You’ve never played anything quite like Holy Invasion of Privacy, Badman! What Did I Do to Deserve This? In a gaming landscape where you can’t walk two feet without stubbing your toes on yet another Halo-clone or button-mashing action title, Holy Invasion of Privacy stands out as something completely different. But while the game’s certainly a breath of fresh air, Master Chief, Mario and the red-eyed Killzone guys aren’t in any danger of falling off the top of the charts just yet.
Holy Invasion of Privacy is hard. Really hard. The game’s retro-chic pixelated style suits it well, since here “Game Over” screens aren’t all but extinct as other modern games would have you believe. In Holy Invasion of Privacy, failure is a foregone conclusion.
The game’s main mode works like this: You construct a maze to keep pesky JRPG heroes from capturing your fledgling demon overlord and preempting his plans for world domination. Unfortunately, the glitzy, glamorous lifestyle of an evil ne’er do well isn’t all it’s cracked up to be. Heroes delve into your dungeon, do their thing, and before you know it they’ve hogtied your overlord and dragged him to their castle that’s conveniently situated about two feet away from your Cave of Malevolent Intent. Then you start the whole game over again.
Despite that fact, however, Holy Invasion of Privacy isn’t too frustrating. Instead, each game over serves as a learning experience that helps you build a more efficient maze the next time around. And boy, is there a lot to learn.
The basis of your maze is the soil itself, which picks up nutrients, which create slimes, which feed creatures, which – yeah, it’s pretty complicated. Basically, your maze, which you build block-by-block, is an ecosystem. Breaking blocks that contain more nutritional value than the average hunk of dirt will yield oozes, near-defenseless creatures that move in straight lines and spread nutrients to other blocks. Depending on how many nutrients a block sponges up, it can give birth to any number of monsters, which serve as your only real line of defense against the day-saving, evil-slaying scourge known as “heroes.” Monsters, in turn, eat oozes in order to mature and grow more powerful. Thus, maintaining your ecosystem quickly becomes a tricky balancing act.

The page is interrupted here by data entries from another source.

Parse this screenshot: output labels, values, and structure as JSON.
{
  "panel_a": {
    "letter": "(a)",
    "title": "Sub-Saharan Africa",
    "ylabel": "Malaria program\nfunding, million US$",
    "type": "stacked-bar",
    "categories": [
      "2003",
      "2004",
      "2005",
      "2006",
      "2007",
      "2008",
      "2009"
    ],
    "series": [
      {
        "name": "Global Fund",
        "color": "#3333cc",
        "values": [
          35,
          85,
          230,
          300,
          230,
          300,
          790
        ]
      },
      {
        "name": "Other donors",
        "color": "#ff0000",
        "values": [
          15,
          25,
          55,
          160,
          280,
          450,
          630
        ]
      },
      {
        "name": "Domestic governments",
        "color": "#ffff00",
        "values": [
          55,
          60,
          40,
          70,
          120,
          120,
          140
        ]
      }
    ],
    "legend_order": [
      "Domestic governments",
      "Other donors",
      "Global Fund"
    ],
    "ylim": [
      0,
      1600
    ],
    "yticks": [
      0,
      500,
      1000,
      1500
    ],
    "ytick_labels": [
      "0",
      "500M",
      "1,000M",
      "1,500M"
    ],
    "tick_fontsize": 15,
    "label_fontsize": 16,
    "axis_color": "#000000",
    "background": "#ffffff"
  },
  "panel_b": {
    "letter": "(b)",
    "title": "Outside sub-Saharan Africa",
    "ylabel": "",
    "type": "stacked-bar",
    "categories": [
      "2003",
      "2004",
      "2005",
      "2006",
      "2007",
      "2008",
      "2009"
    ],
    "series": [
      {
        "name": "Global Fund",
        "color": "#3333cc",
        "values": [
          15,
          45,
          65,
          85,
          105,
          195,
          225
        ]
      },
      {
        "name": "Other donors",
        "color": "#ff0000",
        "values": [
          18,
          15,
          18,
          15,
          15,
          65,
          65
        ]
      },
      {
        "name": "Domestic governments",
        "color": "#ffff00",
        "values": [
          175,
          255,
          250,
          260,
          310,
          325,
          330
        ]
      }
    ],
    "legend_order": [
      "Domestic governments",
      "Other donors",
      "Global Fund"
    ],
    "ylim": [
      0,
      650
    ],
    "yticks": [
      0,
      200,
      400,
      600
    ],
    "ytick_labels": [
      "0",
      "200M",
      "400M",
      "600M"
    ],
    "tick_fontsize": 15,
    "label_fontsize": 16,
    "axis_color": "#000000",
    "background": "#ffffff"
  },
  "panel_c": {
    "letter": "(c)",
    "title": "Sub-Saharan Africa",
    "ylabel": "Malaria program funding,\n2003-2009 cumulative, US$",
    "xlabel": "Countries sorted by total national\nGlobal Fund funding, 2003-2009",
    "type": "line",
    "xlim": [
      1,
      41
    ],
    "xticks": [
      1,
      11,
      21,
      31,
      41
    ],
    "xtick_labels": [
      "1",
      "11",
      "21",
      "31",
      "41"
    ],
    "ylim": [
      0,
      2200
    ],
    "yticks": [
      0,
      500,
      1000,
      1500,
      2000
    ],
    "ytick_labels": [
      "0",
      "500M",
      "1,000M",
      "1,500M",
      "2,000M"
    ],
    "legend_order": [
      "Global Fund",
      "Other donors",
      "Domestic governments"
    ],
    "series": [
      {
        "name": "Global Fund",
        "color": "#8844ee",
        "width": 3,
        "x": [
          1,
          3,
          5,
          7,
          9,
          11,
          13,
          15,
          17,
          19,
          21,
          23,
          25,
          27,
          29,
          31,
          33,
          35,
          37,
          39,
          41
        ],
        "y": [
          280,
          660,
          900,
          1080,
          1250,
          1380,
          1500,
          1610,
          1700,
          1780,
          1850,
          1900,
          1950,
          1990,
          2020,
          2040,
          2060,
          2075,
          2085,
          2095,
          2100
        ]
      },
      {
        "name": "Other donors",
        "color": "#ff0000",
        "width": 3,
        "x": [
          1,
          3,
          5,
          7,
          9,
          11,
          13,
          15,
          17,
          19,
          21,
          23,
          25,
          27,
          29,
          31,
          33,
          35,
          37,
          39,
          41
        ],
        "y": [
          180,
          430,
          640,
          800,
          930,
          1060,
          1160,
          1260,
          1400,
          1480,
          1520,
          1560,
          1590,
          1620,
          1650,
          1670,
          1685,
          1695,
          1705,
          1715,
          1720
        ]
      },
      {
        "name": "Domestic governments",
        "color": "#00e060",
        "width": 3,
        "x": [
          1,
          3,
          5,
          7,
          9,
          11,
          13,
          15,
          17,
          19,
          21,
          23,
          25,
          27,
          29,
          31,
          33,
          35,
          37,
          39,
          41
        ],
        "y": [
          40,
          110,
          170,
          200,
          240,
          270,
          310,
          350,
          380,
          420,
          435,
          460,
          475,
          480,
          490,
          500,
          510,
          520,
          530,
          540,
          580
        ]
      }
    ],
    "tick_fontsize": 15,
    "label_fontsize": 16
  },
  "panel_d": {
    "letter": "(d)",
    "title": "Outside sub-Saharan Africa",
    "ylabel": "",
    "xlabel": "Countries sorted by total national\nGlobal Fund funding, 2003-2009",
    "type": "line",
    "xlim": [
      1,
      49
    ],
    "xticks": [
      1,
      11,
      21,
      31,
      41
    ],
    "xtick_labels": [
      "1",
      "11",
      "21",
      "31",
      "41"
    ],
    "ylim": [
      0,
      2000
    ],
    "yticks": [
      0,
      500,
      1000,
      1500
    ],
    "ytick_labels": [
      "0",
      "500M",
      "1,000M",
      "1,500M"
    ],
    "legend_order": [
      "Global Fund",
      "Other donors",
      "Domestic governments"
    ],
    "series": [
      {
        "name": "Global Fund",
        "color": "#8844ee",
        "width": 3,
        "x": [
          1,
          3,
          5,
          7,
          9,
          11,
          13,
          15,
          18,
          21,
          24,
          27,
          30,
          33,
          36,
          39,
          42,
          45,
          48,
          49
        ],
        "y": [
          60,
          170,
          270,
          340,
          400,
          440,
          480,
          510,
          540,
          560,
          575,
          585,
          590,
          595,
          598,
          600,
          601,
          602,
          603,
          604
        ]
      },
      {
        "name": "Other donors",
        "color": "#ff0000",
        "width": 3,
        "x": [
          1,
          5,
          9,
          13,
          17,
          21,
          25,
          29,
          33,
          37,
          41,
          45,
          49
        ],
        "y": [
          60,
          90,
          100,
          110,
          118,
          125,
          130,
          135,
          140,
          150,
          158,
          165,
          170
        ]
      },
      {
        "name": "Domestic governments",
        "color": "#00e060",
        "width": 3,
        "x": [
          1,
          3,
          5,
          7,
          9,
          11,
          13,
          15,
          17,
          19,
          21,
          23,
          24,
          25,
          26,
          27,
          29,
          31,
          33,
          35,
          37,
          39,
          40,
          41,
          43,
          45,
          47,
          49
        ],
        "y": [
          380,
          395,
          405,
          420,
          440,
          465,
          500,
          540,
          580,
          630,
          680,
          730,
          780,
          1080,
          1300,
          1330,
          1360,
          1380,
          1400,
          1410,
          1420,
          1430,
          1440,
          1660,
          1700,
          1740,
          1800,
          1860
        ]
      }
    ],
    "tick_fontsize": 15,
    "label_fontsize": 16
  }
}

On top of that, different monsters follow different paths, and it’s up to you to construct a maze that both facilitates their movement and keeps heroes tangled in your web. For instance, dragons can only move horizontally and know no greater pleasure than belching out excessively long streams of fire. Placing the rambunctious reptiles properly is quite a challenge.
Complicating things further, moments when you can actually piece together your maze in peace are few and far between. Heroes invade at a fairly consistent clip, and if your winding paths aren’t up to snuff, you’ll be frantically playing damage control while multi-man hero teams move ever closer to your outnumbered, outgunned overlord.
And those are only the basics. Mana, the stuffing your monsters beat out of heroes, forms another of the game’s many strategic layers, as do demon pacts, which require special block arrays for optimal usage. So, what’s a confused, overwhelmed player to do? Can you say “tutorial”? Yes, Holy Invasion of Privacy 101 is, without a doubt, a required course, and it’s mostly helpful. Each portion of the tutorial explains its respective strategy and then asks you to repeat it properly, ensuring that you’ll eventually get it down. However, a few crucial aspects of the game – such as maze arrays – are never explained in enough detail, and the game has a habit of showing or telling, but rarely both. Also, the tutorials don’t leave much room for experimentation and tend to boot you back to the main screen as soon as you’ve performed the task at hand. Thus, you’ve got no choice but to move your custom strategies from the conceptual phase straight onto the battlefield, which is a great recipe for surefire disaster.
In the grand scheme of things, though, those quibbles are minor. Holy Invasion of Privacy lacks any sort of deal-breaking flaw, so if you can stomach the sometimes stiff difficulty and think there’s no better motivation for world-building than the threat of imminent death, Holy Invasion of Privacy is an enjoyable, strategically rich step off gaming’s beaten path.
Bottom Line: Holy Invasion of Privacy, Badman! is a quirky, deceptively deep world-builder that’s not afraid to go for the throat. If you’ve got a mind for strategy and the patience for some truly old-school difficulty, Holy Invasion of Privacy should be right up your alley.
Recommendation: Try it. Holy Invasion of Privacy‘s only available as a downloadable title on the PlayStation Store, so you can’t rent the full game. There is, however, a three stage demo that should give you a good feel for the gameplay.
Nathan Grayson laughed when he first saw Holy Invasion of Privacy, Badman! What Did I Do to Deserve This‘ title. After writing it until his fingers were bloody nubs, however, there were no more smiles.